Ia menjelaskan, seluruh tahapan pengelolaan keuangan daerah, mulai dari perencanaan, penganggaran, hingga pelaksanaan program harus diarahkan pada pencapaian hasil yang dapat dirasakan langsung oleh masyarakat.
Menurutnya, keberhasilan pembangunan tidak hanya diukur dari besarnya realisasi anggaran, tetapi juga dari peningkatan kesejahteraan masyarakat yang tercermin melalui membaiknya berbagai indikator pembangunan, termasuk penurunan angka kemiskinan.
“Kalau hari ini angka kemiskinan masih pada posisi tertentu, maka tahun depan harus lebih baik. Pemerintah hadir untuk meningkatkan taraf hidup dan kesejahteraan masyarakat,” ujarnya.
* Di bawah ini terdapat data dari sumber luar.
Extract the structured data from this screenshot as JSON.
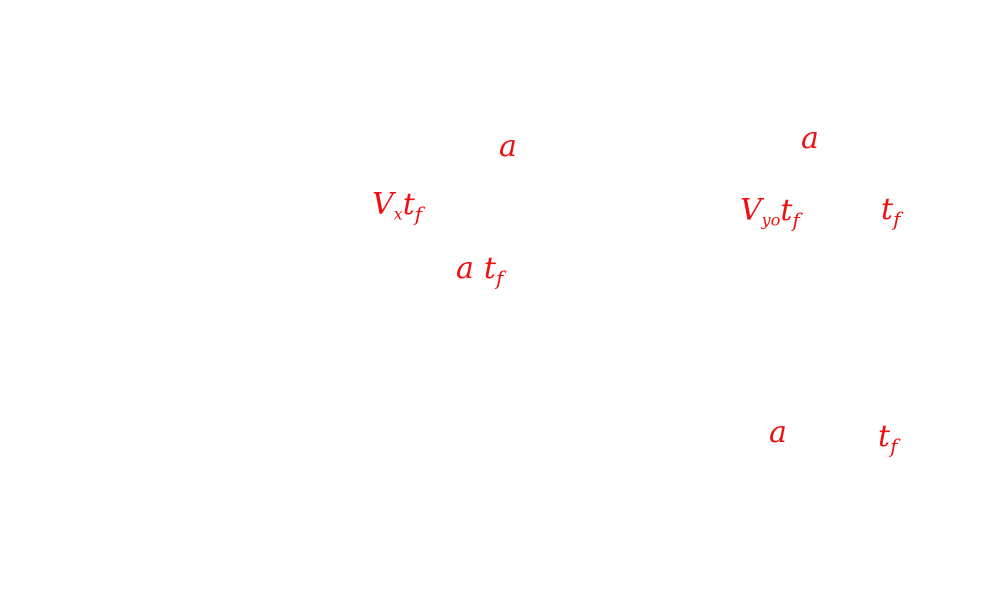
{
  "ink_color": "#ee1111",
  "annotations": {
    "a_top_mid": {
      "text": "a"
    },
    "vx_tf": {
      "base": "V",
      "sub1": "x",
      "t": "t",
      "sub2": "f"
    },
    "a_tf_mid": {
      "a": "a",
      "t": "t",
      "sub": "f"
    },
    "a_top_right": {
      "text": "a"
    },
    "vyo_tf": {
      "base": "V",
      "sub1": "yo",
      "t": "t",
      "sub2": "f"
    },
    "tf_right": {
      "t": "t",
      "sub": "f"
    },
    "a_bottom_right": {
      "text": "a"
    },
    "tf_bottom_right": {
      "t": "t",
      "sub": "f"
    }
  }
}
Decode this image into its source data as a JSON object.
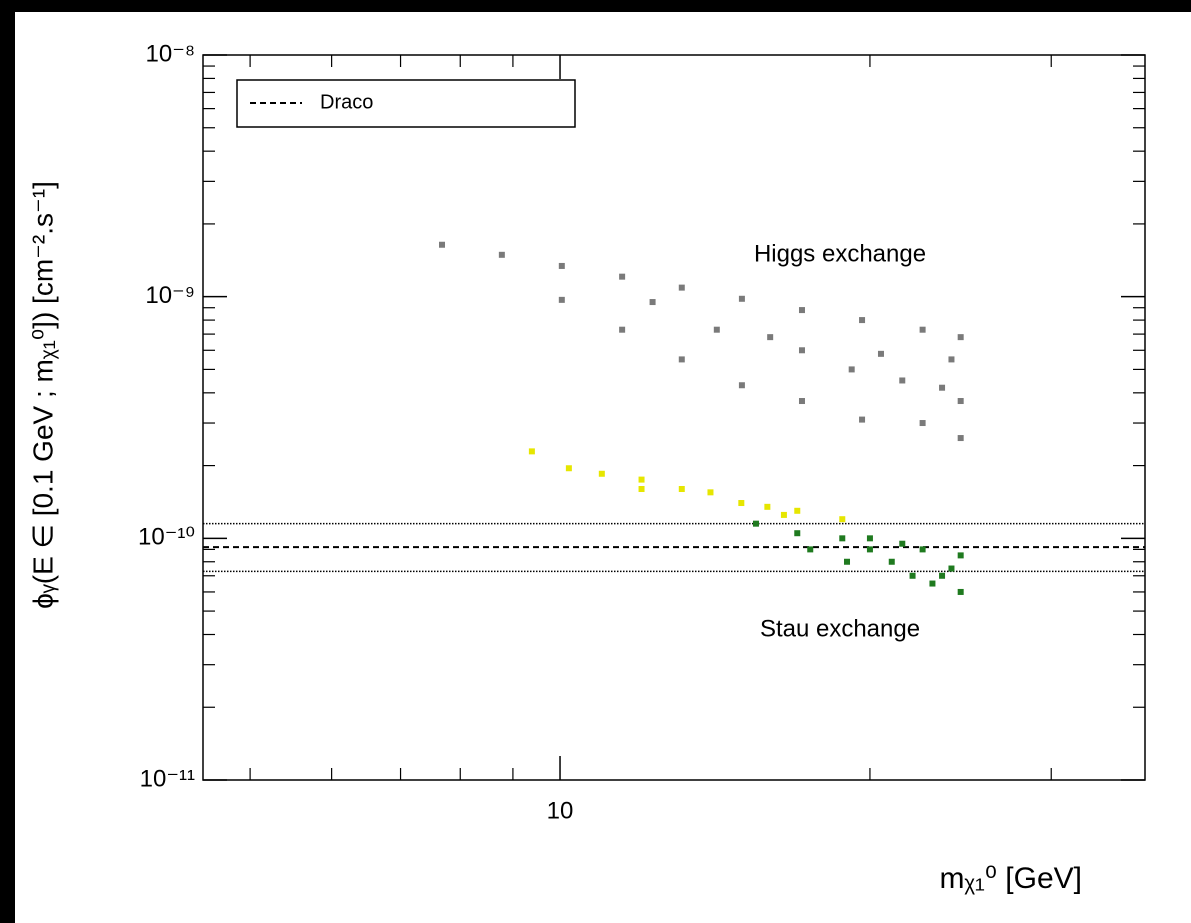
{
  "chart_data": {
    "type": "scatter",
    "xlabel": "mᵪ₁⁰ [GeV]",
    "ylabel": "ϕᵧ(E ∈ [0.1 GeV ; mᵪ₁⁰]) [cm⁻².s⁻¹]",
    "xlog": true,
    "ylog": true,
    "xlim": [
      4.5,
      37
    ],
    "ylim": [
      1e-11,
      1e-08
    ],
    "xticks": [
      10
    ],
    "xminorticks": [
      5,
      6,
      7,
      8,
      9,
      20,
      30
    ],
    "yticks": [
      {
        "value": 1e-11,
        "label": "10⁻¹¹"
      },
      {
        "value": 1e-10,
        "label": "10⁻¹⁰"
      },
      {
        "value": 1e-09,
        "label": "10⁻⁹"
      },
      {
        "value": 1e-08,
        "label": "10⁻⁸"
      }
    ],
    "yminorticks": [
      2e-11,
      3e-11,
      4e-11,
      5e-11,
      6e-11,
      7e-11,
      8e-11,
      9e-11,
      2e-10,
      3e-10,
      4e-10,
      5e-10,
      6e-10,
      7e-10,
      8e-10,
      9e-10,
      2e-09,
      3e-09,
      4e-09,
      5e-09,
      6e-09,
      7e-09,
      8e-09,
      9e-09
    ],
    "reference_lines": [
      {
        "name": "Draco",
        "value": 9.2e-11,
        "style": "dashed"
      },
      {
        "value": 1.15e-10,
        "style": "dotted"
      },
      {
        "value": 7.3e-11,
        "style": "dotted"
      }
    ],
    "annotations": [
      {
        "text": "Higgs exchange",
        "color": "#8c8c8c"
      },
      {
        "text": "Stau exchange",
        "color": "#14a040"
      }
    ],
    "series": [
      {
        "color": "#7a7a7a",
        "x": [
          7.68,
          8.78,
          10.04,
          11.49,
          13.13,
          15.02,
          17.18,
          19.65,
          22.5,
          24.5,
          10.04,
          11.49,
          13.13,
          15.02,
          17.18,
          19.65,
          22.5,
          24.5,
          24.5,
          21.5,
          17.18,
          14.2,
          24,
          19.2,
          12.3,
          16,
          20.5,
          23.5
        ],
        "values": [
          1.64e-09,
          1.49e-09,
          1.34e-09,
          1.21e-09,
          1.09e-09,
          9.8e-10,
          8.8e-10,
          8e-10,
          7.3e-10,
          6.8e-10,
          9.7e-10,
          7.3e-10,
          5.5e-10,
          4.3e-10,
          3.7e-10,
          3.1e-10,
          3e-10,
          2.6e-10,
          3.7e-10,
          4.5e-10,
          6e-10,
          7.3e-10,
          5.5e-10,
          5e-10,
          9.5e-10,
          6.8e-10,
          5.8e-10,
          4.2e-10
        ]
      },
      {
        "color": "#e6e600",
        "x": [
          9.39,
          10.98,
          12.0,
          13.13,
          14.0,
          15.9,
          17.0,
          18.8,
          12.0,
          15.0,
          10.2,
          16.5
        ],
        "values": [
          2.29e-10,
          1.85e-10,
          1.75e-10,
          1.6e-10,
          1.55e-10,
          1.35e-10,
          1.3e-10,
          1.2e-10,
          1.6e-10,
          1.4e-10,
          1.95e-10,
          1.25e-10
        ]
      },
      {
        "color": "#1f7a1f",
        "x": [
          15.5,
          17.0,
          18.8,
          20.0,
          21.0,
          22.5,
          23.5,
          24.5,
          24.5,
          24.0,
          22.0,
          19.0,
          17.5,
          20.0,
          23.0,
          21.5
        ],
        "values": [
          1.15e-10,
          1.05e-10,
          1e-10,
          9e-11,
          8e-11,
          9e-11,
          7e-11,
          8.5e-11,
          6e-11,
          7.5e-11,
          7e-11,
          8e-11,
          9e-11,
          1e-10,
          6.5e-11,
          9.5e-11
        ]
      }
    ]
  }
}
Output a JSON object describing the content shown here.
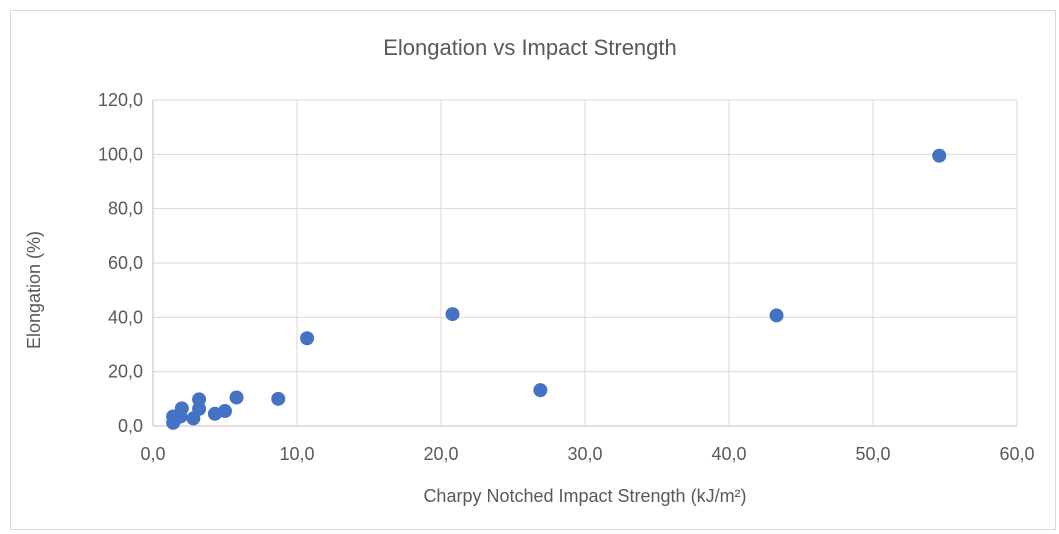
{
  "chart_data": {
    "type": "scatter",
    "title": "Elongation vs Impact Strength",
    "xlabel": "Charpy Notched Impact Strength (kJ/m²)",
    "ylabel": "Elongation (%)",
    "xlim": [
      0,
      60
    ],
    "ylim": [
      0,
      120
    ],
    "x_ticks": [
      "0,0",
      "10,0",
      "20,0",
      "30,0",
      "40,0",
      "50,0",
      "60,0"
    ],
    "y_ticks": [
      "0,0",
      "20,0",
      "40,0",
      "60,0",
      "80,0",
      "100,0",
      "120,0"
    ],
    "grid": true,
    "legend": "none",
    "marker_color": "#4472c4",
    "points": [
      {
        "x": 1.4,
        "y": 1.2
      },
      {
        "x": 1.5,
        "y": 2.2
      },
      {
        "x": 1.4,
        "y": 3.5
      },
      {
        "x": 1.9,
        "y": 3.5
      },
      {
        "x": 2.0,
        "y": 6.5
      },
      {
        "x": 2.8,
        "y": 2.8
      },
      {
        "x": 3.2,
        "y": 6.3
      },
      {
        "x": 3.2,
        "y": 9.8
      },
      {
        "x": 4.3,
        "y": 4.5
      },
      {
        "x": 5.0,
        "y": 5.5
      },
      {
        "x": 5.8,
        "y": 10.5
      },
      {
        "x": 8.7,
        "y": 10.0
      },
      {
        "x": 10.7,
        "y": 32.3
      },
      {
        "x": 20.8,
        "y": 41.2
      },
      {
        "x": 26.9,
        "y": 13.2
      },
      {
        "x": 43.3,
        "y": 40.7
      },
      {
        "x": 54.6,
        "y": 99.5
      }
    ]
  }
}
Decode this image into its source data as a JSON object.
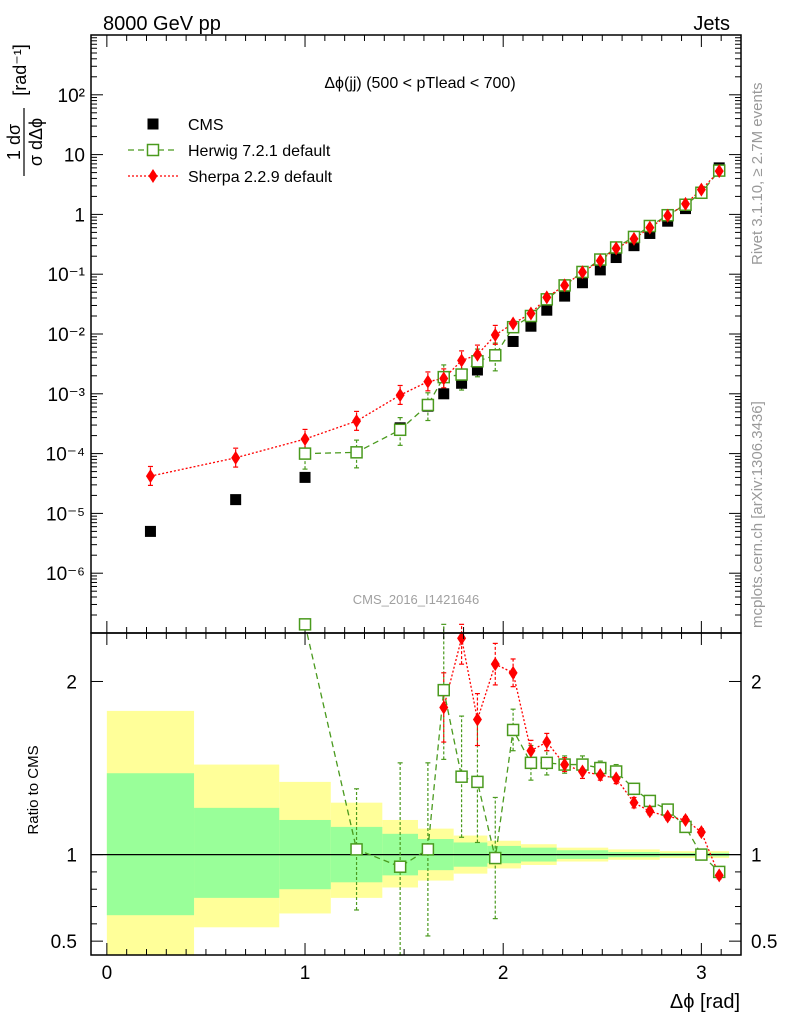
{
  "header": {
    "left": "8000 GeV pp",
    "right": "Jets"
  },
  "side": {
    "rivet": "Rivet 3.1.10, ≥ 2.7M events",
    "mcplots": "mcplots.cern.ch [arXiv:1306.3436]"
  },
  "title": "Δϕ(jj) (500 < pTlead <  700)",
  "watermark": "CMS_2016_I1421646",
  "ylabel_main": "1/σ dσ/dΔϕ [rad⁻¹]",
  "ylabel_ratio": "Ratio to CMS",
  "xlabel": "Δϕ [rad]",
  "legend": [
    {
      "label": "CMS",
      "color": "#000000",
      "marker": "square-filled"
    },
    {
      "label": "Herwig 7.2.1 default",
      "color": "#4a9a1e",
      "marker": "square-open",
      "dash": "dashed"
    },
    {
      "label": "Sherpa 2.2.9 default",
      "color": "#ff0000",
      "marker": "diamond",
      "dash": "dotted"
    }
  ],
  "colors": {
    "band_inner": "#99ff99",
    "band_outer": "#ffff99",
    "herwig": "#4a9a1e",
    "sherpa": "#ff0000",
    "data": "#000000"
  },
  "chart_data": [
    {
      "type": "scatter",
      "panel": "main",
      "log_y": true,
      "xlim": [
        -0.08,
        3.2
      ],
      "ylim": [
        1e-07,
        1000
      ],
      "x_ticks": [
        "0",
        "1",
        "2",
        "3"
      ],
      "y_ticks": [
        "10⁻⁶",
        "10⁻⁵",
        "10⁻⁴",
        "10⁻³",
        "10⁻²",
        "10⁻¹",
        "1",
        "10",
        "10²"
      ],
      "series": [
        {
          "name": "CMS",
          "x": [
            0.22,
            0.65,
            1.0,
            1.26,
            1.48,
            1.62,
            1.7,
            1.79,
            1.87,
            1.96,
            2.05,
            2.14,
            2.22,
            2.31,
            2.4,
            2.49,
            2.57,
            2.66,
            2.74,
            2.83,
            2.92,
            3.0,
            3.09
          ],
          "y": [
            5e-06,
            1.7e-05,
            4e-05,
            0.000105,
            0.00027,
            0.00062,
            0.001,
            0.0015,
            0.0025,
            0.0045,
            0.0075,
            0.0135,
            0.025,
            0.043,
            0.072,
            0.118,
            0.19,
            0.3,
            0.48,
            0.77,
            1.25,
            2.3,
            6.0
          ]
        },
        {
          "name": "Herwig 7.2.1 default",
          "x": [
            1.0,
            1.26,
            1.48,
            1.62,
            1.7,
            1.79,
            1.87,
            1.96,
            2.05,
            2.14,
            2.22,
            2.31,
            2.4,
            2.49,
            2.57,
            2.66,
            2.74,
            2.83,
            2.92,
            3.0,
            3.09
          ],
          "y": [
            0.0001,
            0.000105,
            0.00025,
            0.00065,
            0.0019,
            0.0021,
            0.0035,
            0.0044,
            0.013,
            0.02,
            0.038,
            0.065,
            0.109,
            0.176,
            0.28,
            0.42,
            0.64,
            0.97,
            1.45,
            2.3,
            5.4
          ]
        },
        {
          "name": "Sherpa 2.2.9 default",
          "x": [
            0.22,
            0.65,
            1.0,
            1.26,
            1.48,
            1.62,
            1.7,
            1.79,
            1.87,
            1.96,
            2.05,
            2.14,
            2.22,
            2.31,
            2.4,
            2.49,
            2.57,
            2.66,
            2.74,
            2.83,
            2.92,
            3.0,
            3.09
          ],
          "y": [
            4.2e-05,
            8.5e-05,
            0.000175,
            0.00035,
            0.00095,
            0.0016,
            0.0018,
            0.0036,
            0.0045,
            0.0096,
            0.015,
            0.022,
            0.041,
            0.065,
            0.108,
            0.168,
            0.27,
            0.39,
            0.6,
            0.95,
            1.5,
            2.6,
            5.3
          ]
        }
      ]
    },
    {
      "type": "scatter",
      "panel": "ratio",
      "ylabel": "Ratio to CMS",
      "xlabel": "Δϕ [rad]",
      "xlim": [
        -0.08,
        3.2
      ],
      "ylim": [
        0.42,
        2.28
      ],
      "y_ticks": [
        "0.5",
        "1",
        "2"
      ],
      "bins": [
        {
          "x0": 0.0,
          "x1": 0.44,
          "in_lo": 0.65,
          "in_hi": 1.47,
          "out_lo": 0.4,
          "out_hi": 1.83
        },
        {
          "x0": 0.44,
          "x1": 0.87,
          "in_lo": 0.75,
          "in_hi": 1.27,
          "out_lo": 0.58,
          "out_hi": 1.52
        },
        {
          "x0": 0.87,
          "x1": 1.13,
          "in_lo": 0.8,
          "in_hi": 1.2,
          "out_lo": 0.66,
          "out_hi": 1.42
        },
        {
          "x0": 1.13,
          "x1": 1.39,
          "in_lo": 0.84,
          "in_hi": 1.16,
          "out_lo": 0.75,
          "out_hi": 1.3
        },
        {
          "x0": 1.39,
          "x1": 1.57,
          "in_lo": 0.88,
          "in_hi": 1.12,
          "out_lo": 0.81,
          "out_hi": 1.2
        },
        {
          "x0": 1.57,
          "x1": 1.75,
          "in_lo": 0.91,
          "in_hi": 1.09,
          "out_lo": 0.85,
          "out_hi": 1.15
        },
        {
          "x0": 1.75,
          "x1": 1.92,
          "in_lo": 0.93,
          "in_hi": 1.07,
          "out_lo": 0.89,
          "out_hi": 1.11
        },
        {
          "x0": 1.92,
          "x1": 2.09,
          "in_lo": 0.95,
          "in_hi": 1.05,
          "out_lo": 0.92,
          "out_hi": 1.08
        },
        {
          "x0": 2.09,
          "x1": 2.27,
          "in_lo": 0.96,
          "in_hi": 1.04,
          "out_lo": 0.94,
          "out_hi": 1.06
        },
        {
          "x0": 2.27,
          "x1": 2.53,
          "in_lo": 0.975,
          "in_hi": 1.025,
          "out_lo": 0.96,
          "out_hi": 1.04
        },
        {
          "x0": 2.53,
          "x1": 2.79,
          "in_lo": 0.985,
          "in_hi": 1.015,
          "out_lo": 0.97,
          "out_hi": 1.03
        },
        {
          "x0": 2.79,
          "x1": 3.14,
          "in_lo": 0.99,
          "in_hi": 1.01,
          "out_lo": 0.98,
          "out_hi": 1.02
        }
      ],
      "series": [
        {
          "name": "Herwig 7.2.1 default",
          "x": [
            1.0,
            1.26,
            1.48,
            1.62,
            1.7,
            1.79,
            1.87,
            1.96,
            2.05,
            2.14,
            2.22,
            2.31,
            2.4,
            2.49,
            2.57,
            2.66,
            2.74,
            2.83,
            2.92,
            3.0,
            3.09
          ],
          "y": [
            2.35,
            1.03,
            0.93,
            1.03,
            1.95,
            1.45,
            1.42,
            0.98,
            1.72,
            1.53,
            1.53,
            1.52,
            1.52,
            1.5,
            1.48,
            1.38,
            1.31,
            1.26,
            1.16,
            1.0,
            0.9
          ],
          "err": [
            0.0,
            0.35,
            0.6,
            0.5,
            0.4,
            0.35,
            0.35,
            0.35,
            0.12,
            0.1,
            0.07,
            0.05,
            0.05,
            0.04,
            0.04,
            0.03,
            0.03,
            0.03,
            0.03,
            0.02,
            0.02
          ]
        },
        {
          "name": "Sherpa 2.2.9 default",
          "x": [
            1.7,
            1.79,
            1.87,
            1.96,
            2.05,
            2.14,
            2.22,
            2.31,
            2.4,
            2.49,
            2.57,
            2.66,
            2.74,
            2.83,
            2.92,
            3.0,
            3.09
          ],
          "y": [
            1.85,
            2.25,
            1.78,
            2.1,
            2.05,
            1.6,
            1.65,
            1.52,
            1.48,
            1.46,
            1.44,
            1.3,
            1.25,
            1.22,
            1.2,
            1.13,
            0.88
          ],
          "err": [
            0.2,
            0.15,
            0.15,
            0.12,
            0.08,
            0.06,
            0.05,
            0.04,
            0.04,
            0.03,
            0.03,
            0.03,
            0.02,
            0.02,
            0.02,
            0.02,
            0.02
          ]
        }
      ]
    }
  ]
}
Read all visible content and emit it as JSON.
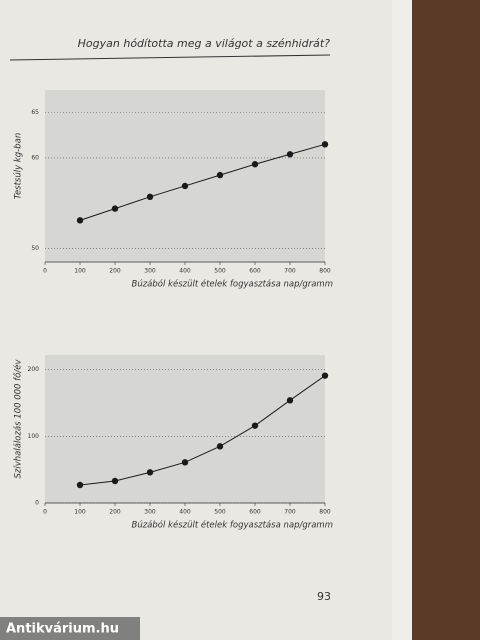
{
  "header": "Hogyan hódította meg a világot a szénhidrát?",
  "page_number": "93",
  "watermark": "Antikvárium.hu",
  "chart_data": [
    {
      "type": "line",
      "ylabel": "Testsúly kg-ban",
      "xlabel": "Búzából készült ételek fogyasztása nap/gramm",
      "x": [
        100,
        200,
        300,
        400,
        500,
        600,
        700,
        800
      ],
      "values": [
        53.1,
        54.4,
        55.7,
        56.9,
        58.1,
        59.3,
        60.4,
        61.5
      ],
      "color": "#1a1a1a",
      "xlim": [
        0,
        800
      ],
      "xticks": [
        0,
        100,
        200,
        300,
        400,
        500,
        600,
        700,
        800
      ],
      "ylim": [
        48.5,
        67.5
      ],
      "yticks": [
        50,
        60,
        65
      ],
      "grid": true
    },
    {
      "type": "line",
      "ylabel": "Szívhalálozás 100 000 fő/év",
      "xlabel": "Búzából készült ételek fogyasztása nap/gramm",
      "x": [
        100,
        200,
        300,
        400,
        500,
        600,
        700,
        800
      ],
      "values": [
        27,
        33,
        46,
        61,
        85,
        116,
        154,
        191
      ],
      "color": "#1a1a1a",
      "xlim": [
        0,
        800
      ],
      "xticks": [
        0,
        100,
        200,
        300,
        400,
        500,
        600,
        700,
        800
      ],
      "ylim": [
        0,
        222
      ],
      "yticks": [
        0,
        100,
        200
      ],
      "grid": true
    }
  ]
}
Appi juga meminta seluruh Organisasi Perangkat Daerah (OPD) mengubah paradigma dalam menyusun program dan anggaran. Ia menegaskan belanja pemerintah tidak boleh lagi didominasi untuk memenuhi kebutuhan internal organisasi, melainkan harus difokuskan pada program-program prioritas yang memberikan manfaat langsung kepada masyarakat.
Selain mendorong efektivitas pemanfaatan APBD, Appi menilai kolaborasi dengan berbagai pemangku kepentingan menjadi kunci dalam mempercepat pembangunan daerah. Keterbatasan kemampuan fiskal pemerintah daerah, menurutnya, harus diimbangi dengan membangun kemitraan bersama sektor swasta, dunia usaha, serta mendorong masuknya investasi agar pembiayaan pembangunan tidak sepenuhnya bergantung pada APBD.